No those are great! Dont sell yourself short 

Just practise


----------



## horseloverd2 (Jan 23, 2009)

I like them marlea!!! The vision is awesome, I'm especially in love with the cloud one!!!
_Posted via Mobile Device_


----------



## LoveStory10 (Oct 31, 2009)

I think they are all wonderful!


----------



## PintoTess (Aug 18, 2010)

Dang, I haven't got GIMP, I have photoshop


----------



## LoveStory10 (Oct 31, 2009)

I had Gimp, but i now have Photoshop... All the edits i posted above are my old ones from when i had it
_Posted via Mobile Device_


----------



## Marlea Warlea (Apr 27, 2010)

oh shucks thanx guys  everyone is really good


----------



## fuadteagan (Jun 10, 2010)

My are just some ones that I use lyrics from songs. Songs are my inspiration. This song is called "my mind is on you"
this is crap, but I want to upload more..... I just made this today and had to finish it like in 10 minutes


----------



## Horsesdontlie (Mar 11, 2011)

Kudos for all of you who use GIMP. I had corel paintshop pro for a while and loved it, then I lost it when my computer crashed and have had to stick with GIMP. Sorry to say I hate it. I can't ever figure out how to do anything. I'll try to find some work. I mostly did a little sketching in it, but Idk about manips.


----------



## fuadteagan (Jun 10, 2010)

I just thought of this one in my head. I like the background and the words just curse my horrible, shaky hand and the darn free select!and the horse!!LOL


----------



## omgpink (Aug 16, 2008)

I dont really do manips but I do all of my drawings in GIMP. 

Heres one of my manips: 
Old by Heaven-At-Night-123 on deviantART

and a drawing:
Heaven-At-Night-123's deviantART Gallery


----------



## fuadteagan (Jun 10, 2010)

I am working on more,


----------



## Endiku (Dec 6, 2010)

oh _wow_ guys. These are amazing. And fuadteagan...WOOW. That's foal looks so realistic, I thought it was a photograph for a moment xD

I've only been using gimp for about a month and a half now, but heres a few I've done.

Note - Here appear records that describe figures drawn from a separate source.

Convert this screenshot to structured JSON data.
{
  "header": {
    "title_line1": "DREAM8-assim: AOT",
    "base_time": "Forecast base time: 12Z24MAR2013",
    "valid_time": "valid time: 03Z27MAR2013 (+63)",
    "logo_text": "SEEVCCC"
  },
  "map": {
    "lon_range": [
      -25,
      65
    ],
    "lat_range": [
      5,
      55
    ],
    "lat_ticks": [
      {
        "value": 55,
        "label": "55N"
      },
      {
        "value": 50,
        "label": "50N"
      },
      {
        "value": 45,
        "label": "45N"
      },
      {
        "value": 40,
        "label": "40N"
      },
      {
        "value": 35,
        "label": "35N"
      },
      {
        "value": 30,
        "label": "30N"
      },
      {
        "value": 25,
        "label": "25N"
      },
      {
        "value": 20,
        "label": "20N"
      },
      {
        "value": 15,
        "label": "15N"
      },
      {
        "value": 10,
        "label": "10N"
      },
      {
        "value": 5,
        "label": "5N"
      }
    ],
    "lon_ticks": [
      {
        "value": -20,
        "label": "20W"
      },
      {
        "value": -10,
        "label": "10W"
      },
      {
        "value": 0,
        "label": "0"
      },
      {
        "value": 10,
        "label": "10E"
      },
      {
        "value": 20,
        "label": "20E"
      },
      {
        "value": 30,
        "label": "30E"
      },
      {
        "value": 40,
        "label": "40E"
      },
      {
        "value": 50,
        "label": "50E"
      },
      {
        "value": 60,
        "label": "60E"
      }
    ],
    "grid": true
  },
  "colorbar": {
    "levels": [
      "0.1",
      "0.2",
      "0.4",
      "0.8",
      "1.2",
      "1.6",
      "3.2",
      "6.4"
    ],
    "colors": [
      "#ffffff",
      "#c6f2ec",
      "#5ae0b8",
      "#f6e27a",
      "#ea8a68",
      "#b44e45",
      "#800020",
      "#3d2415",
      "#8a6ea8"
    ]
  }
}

here's one of the very first ones I did. Not very good xD


















one of my favorites


----------



## Marlea Warlea (Apr 27, 2010)

how do you get it so perfect??


----------



## Endiku (Dec 6, 2010)

I personally spend a LOT of time cutting my pictures. I use a very small brush to erase, and blend the sharp edges when I'm done. It takes practice ^^


----------



## Marlea Warlea (Apr 27, 2010)

ok, also how do you get mist etc and how do you draw using giimp, my pics look like a 2 year old did them (im not joking)


----------



## Endiku (Dec 6, 2010)

theres probably a better way, but what I did was I made a new layer, then drew a few large white dots onto the layer and began to bled them. After a while you can make them so thin that they're transparent, and then you shape it onto the horse's legs. It takes a while but its worth it xD


----------



## Marlea Warlea (Apr 27, 2010)

lol cool, also how do you put fog in etc


----------



## Endiku (Dec 6, 2010)

I just told you


----------



## Marlea Warlea (Apr 27, 2010)

you did??


----------



## PintoTess (Aug 18, 2010)

These are great! Makes me want to do a little editin'


----------